Senin, 19 November 2018

KISAH KE-33 (Karena Cinta Mengubah Segalanya)


Kisah Ke-33
ANGAN KOSONG
#TantanganMenulisdariLagu
#SeriKisahDenia
#SahabatKabolMenulis
#Judi_RhomaIrama

Denia bersamaku kembali.  Kepulangan ke dua libur panjang Ramadan dari pesantren Darul Akhirah.  Tidak seperti liburan tahun lalu.  Aku punya banyak waktu untuk bersama-sama.  Mengetikkan naskahku, mencoba resep kue, membaca dan mengkritisi buku-bukuku.  Bermain dengan Mumtazza.  Liburan yang indah.
Tiba-tiba sore ini kompleks kami dihebohkan dengan kerumunan warga.  Riuh rendah suara orang-orang berkomentar.  Ternyata ada penggerebekan sarang judi oleh pihak kepolisian.
Sejak menikah dengan Mas Lukman, kami tinggal di sebuah perumahan di Kalibata.  Perumahan yang cukup unik, karena meskipun berada di tengah kota tapi persaudaraannya cukup bagus.  Kami diikat dalam kegiatan bersama.  Majelis taklim, perkumpulan PKK, karang taruna berjalan dengan baik di sini.  Penggeraknya tentu saja Mas Lukman sebagai ketua RT.
“Ada apa ya, Kak?”  Denia penasaran. 
 “Entahlah, Denia.  Tapi sepertinya,  ada rumah yang digrebek.  Beberapa waktu lalu aku mengetik surat pengaduan ke FPI tentang maksiat di perumahan ini.  Rumah  itu sering dipakai kumpul-kumpul tamu yang kami pun tidak tahu darimana asal mereka.  Mereka mengadakan pesta perjudian lengkap dengan transaksi narkoba.”

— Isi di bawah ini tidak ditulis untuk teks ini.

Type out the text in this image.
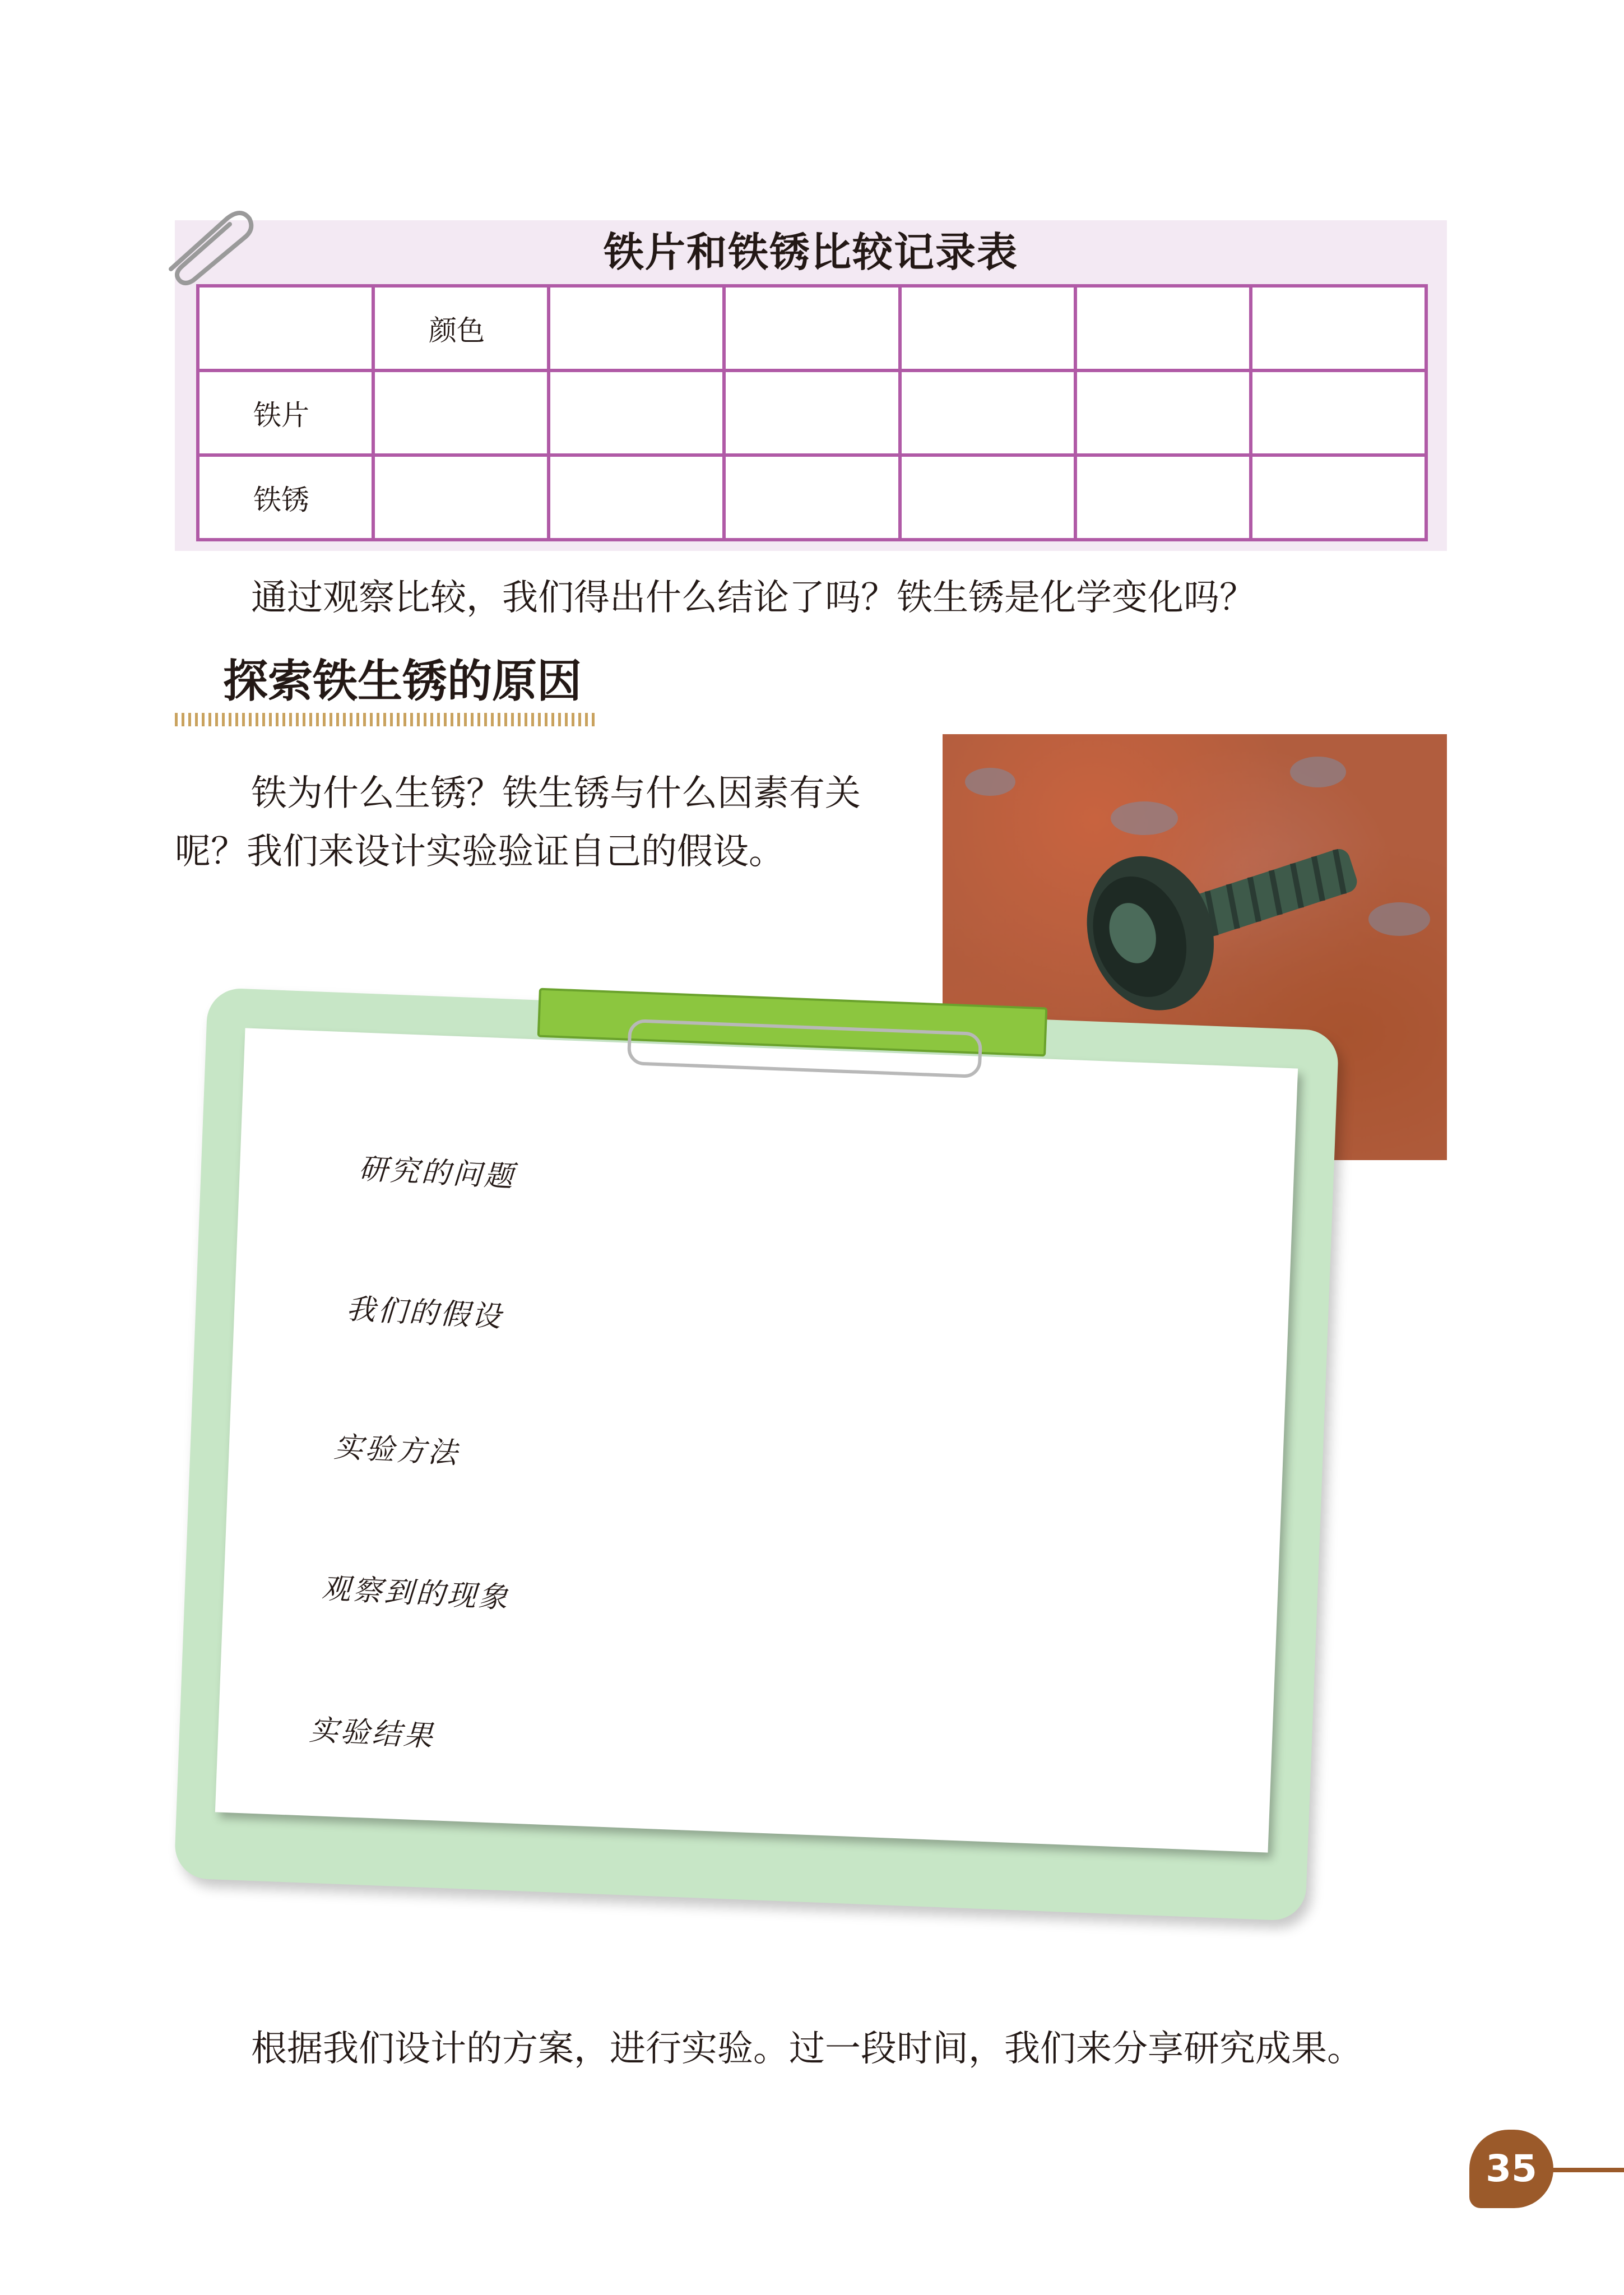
铁片和铁锈比较记录表
	颜色					
铁片						
铁锈						
通过观察比较，我们得出什么结论了吗？铁生锈是化学变化吗？
探索铁生锈的原因
铁为什么生锈？铁生锈与什么因素有关呢？我们来设计实验验证自己的假设。
研究的问题
我们的假设
实验方法
观察到的现象
实验结果
根据我们设计的方案，进行实验。过一段时间，我们来分享研究成果。
35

“Wah, parah sekali.  Kak Mutia kenal dengan penghuninya?”
“Kenal tapi nggak terlalu.  Mereka tidak ikut aktif di kegiatan perumahan. Sekilas saja kalau berpapasan dengan istrinya, aku suka menyapa.”
Tak urung kami keluar rumah juga buat menghabiskan rasa penasaran.  Benar saja rumah itu digerebek polisi.  Dan tertempel pada dinding rumah itu, rumah ini disegel dan menjadi milik bank.  Nama bank swasta tertera di sana.

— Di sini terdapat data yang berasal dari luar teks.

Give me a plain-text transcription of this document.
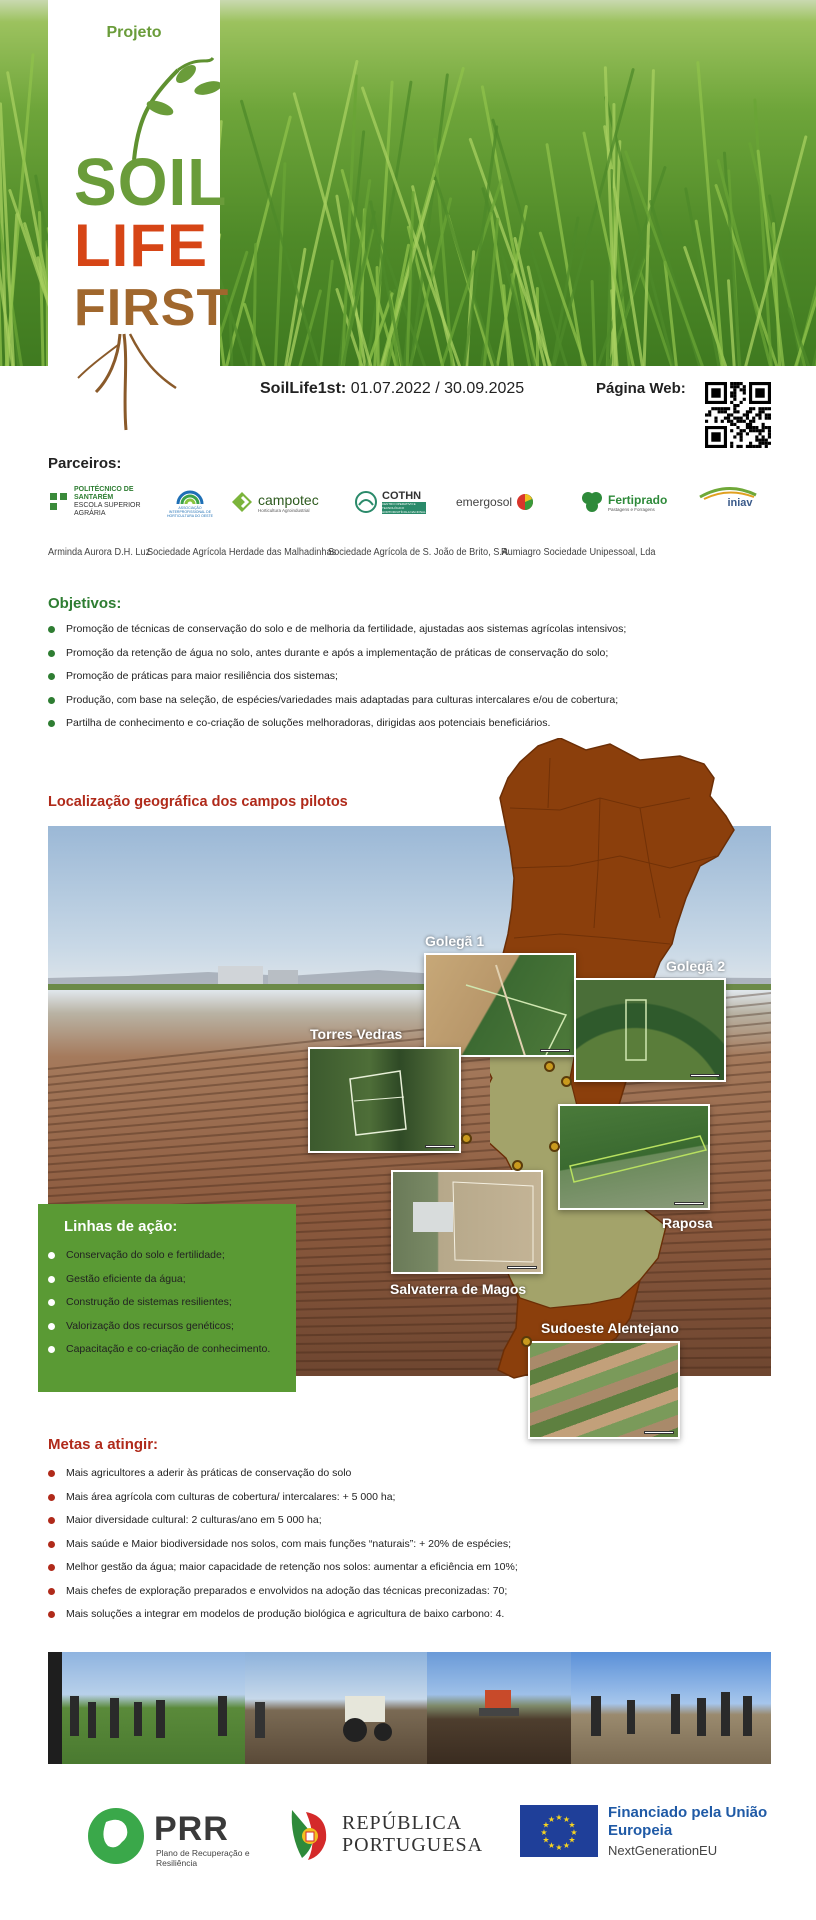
Projeto
SOIL
LIFE
FIRST
SoilLife1st: 01.07.2022 / 30.09.2025	Página Web:
Parceiros:
POLITÉCNICO DE SANTARÉM
ESCOLA SUPERIOR AGRÁRIA
ASSOCIAÇÃO INTERPROFISSIONAL DE HORTICULTURA DO OESTE
campotec
Horticultura Agroindustrial
COTHN
CENTRO OPERATIVO E TECNOLÓGICO HORTOFRUTÍCOLA NACIONAL
emergosol	Fertiprado
Pastagens e Forragens	iniav
Arminda Aurora D.H. Luz
Sociedade Agrícola Herdade das Malhadinhas
Sociedade Agrícola de S. João de Brito, S.A.
Rumiagro Sociedade Unipessoal, Lda
Objetivos:
Promoção de técnicas de conservação do solo e de melhoria da fertilidade, ajustadas aos sistemas agrícolas intensivos;
Promoção da retenção de água no solo, antes durante e após a implementação de práticas de conservação do solo;
Promoção de práticas para maior resiliência dos sistemas;
Produção, com base na seleção, de espécies/variedades mais adaptadas para culturas intercalares e/ou de cobertura;
Partilha de conhecimento e co-criação de soluções melhoradoras, dirigidas aos potenciais beneficiários.
Localização geográfica dos campos pilotos
Golegã 1
Golegã 2
Torres Vedras
Raposa
Salvaterra de Magos
Sudoeste Alentejano
Linhas de ação:
Conservação do solo e fertilidade;
Gestão eficiente da água;
Construção de sistemas resilientes;
Valorização dos recursos genéticos;
Capacitação e co-criação de conhecimento.
Metas a atingir:
Mais agricultores a aderir às práticas de conservação do solo
Mais área agrícola com culturas de cobertura/ intercalares: + 5 000 ha;
Maior diversidade cultural: 2 culturas/ano em 5 000 ha;
Mais saúde e Maior biodiversidade nos solos, com mais funções “naturais”: + 20% de espécies;
Melhor gestão da água; maior capacidade de retenção nos solos: aumentar a eficiência em 10%;
Mais chefes de exploração preparados e envolvidos na adoção das técnicas preconizadas: 70;
Mais soluções a integrar em modelos de produção biológica e agricultura de baixo carbono: 4.
PRR
Plano de Recuperação e Resiliência
REPÚBLICA PORTUGUESA
★
★
★
★
★
★
★
★
★ ★ ★
★
Financiado pela União Europeia
NextGenerationEU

“Kasihan ya, penghuninya.  Kemana mereka bakalan tinggal.”  Denia langsung mengekspresikan empatinya.
“Buat apa dikasihani, Neng.  Mereka yang mencemarkan nama kompleks perumahan ini.  Bikin bisnis judi.  Bisnis maksiat yang bisa mendatangkan murka Allah.  Kami ibu-ibu DKM kompleks perumahan ini yang melaporkannya ke FPI.  FPI menindaklanjuti prosedurnya ke polisi.  Alhamdulillah polisinye tanggep.  Kalau kagak, FPI yang bakalan ngegerebek rumah itu sekalian kami ikut demo.”  Bu Midah, tetangga sebelah kanan rumah, menjelaskan panjang lebar dengan hebohnya.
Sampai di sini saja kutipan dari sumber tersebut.